Indian-American novelist

Venkatesh Srinivas Kulkarni (1945 - May 3, 1998) was an Indian-American novelist and academic.

==Early life and education==
Kulkarni was born in India and graduated from university at age 17. He was originally scheduled to go to medical school, but the admissions counselors at the institution asked him to come back when he was older. Kulkarni graduated with a master's degree from Osmania University at the age of 19. He undertook further studies at Cambridge University, the University of Moscow, the University of Heidelberg, the Sorbonne, and Tulane University.

==Career==
Kulkarni became a Rotary International fellow and came to the United States. A member of the U.S. Cabinet asked Kulkarni to apply for U.S. citizenship.
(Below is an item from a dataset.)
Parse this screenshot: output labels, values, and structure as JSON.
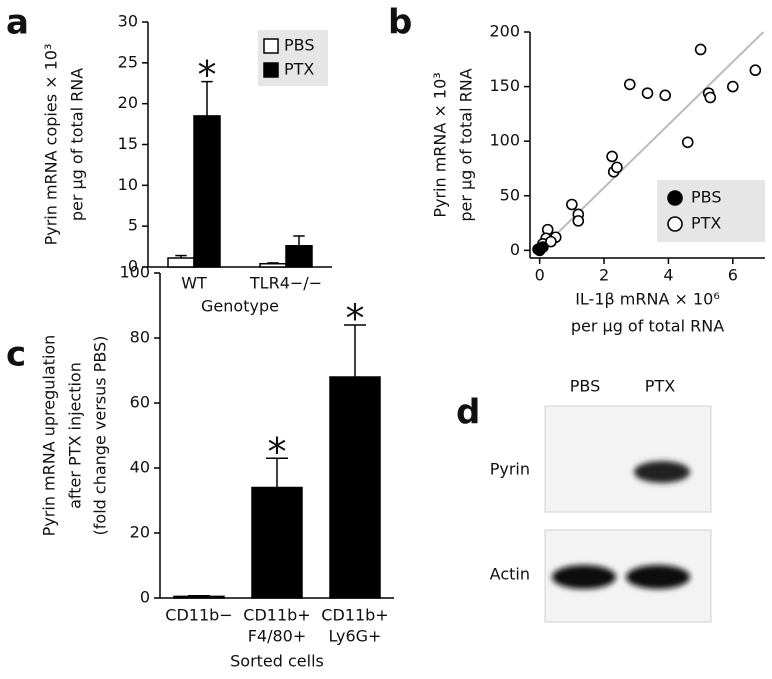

His first novel, Naked in Deccan (1983), won the 1984 American Book Award of the Before Columbus Foundation and was listed among the top ten novels of the decade by the Chicago Tribune. In the book, Kulkarni describes Deccan, a region of India, as a “landscape lined with stretchmarks of fate masquerading as cart-driven paths deeply embedded in the dark earth”. The story is set in the feudal caste system and has no heroes or villains. Human beings demonstrate weaknesses and passions; some demonstrate moral strength and some do not.

For twelve years until his death, Kulkarni taught creative writing at Rice University in Houston. Kulkarni's students included Kathi Appelt and John Odam.

==Death and legacy==
In 1997, he had a late diagnosis of leukemia and despite prolonged treatment at the MD Anderson Cancer Center in Houston, died on May 3, 1998.

He left two unfinished books, Allah Baksh - The Man Eaten By God, and The Modern American Apollo.

A Teaching Prize has been named for him by Rice University.

==Awards==
- 1984 American Book Award for Naked in Deccan

==Family==
Kulkarni was married to his wife, Margaret, and had four children: Sri, Silas, Margo, and Kris. His son, Sri Preston Kulkarni, was the Democratic candidate for Texas's 22nd congressional district in the United States House of Representatives in 2018 and 2020.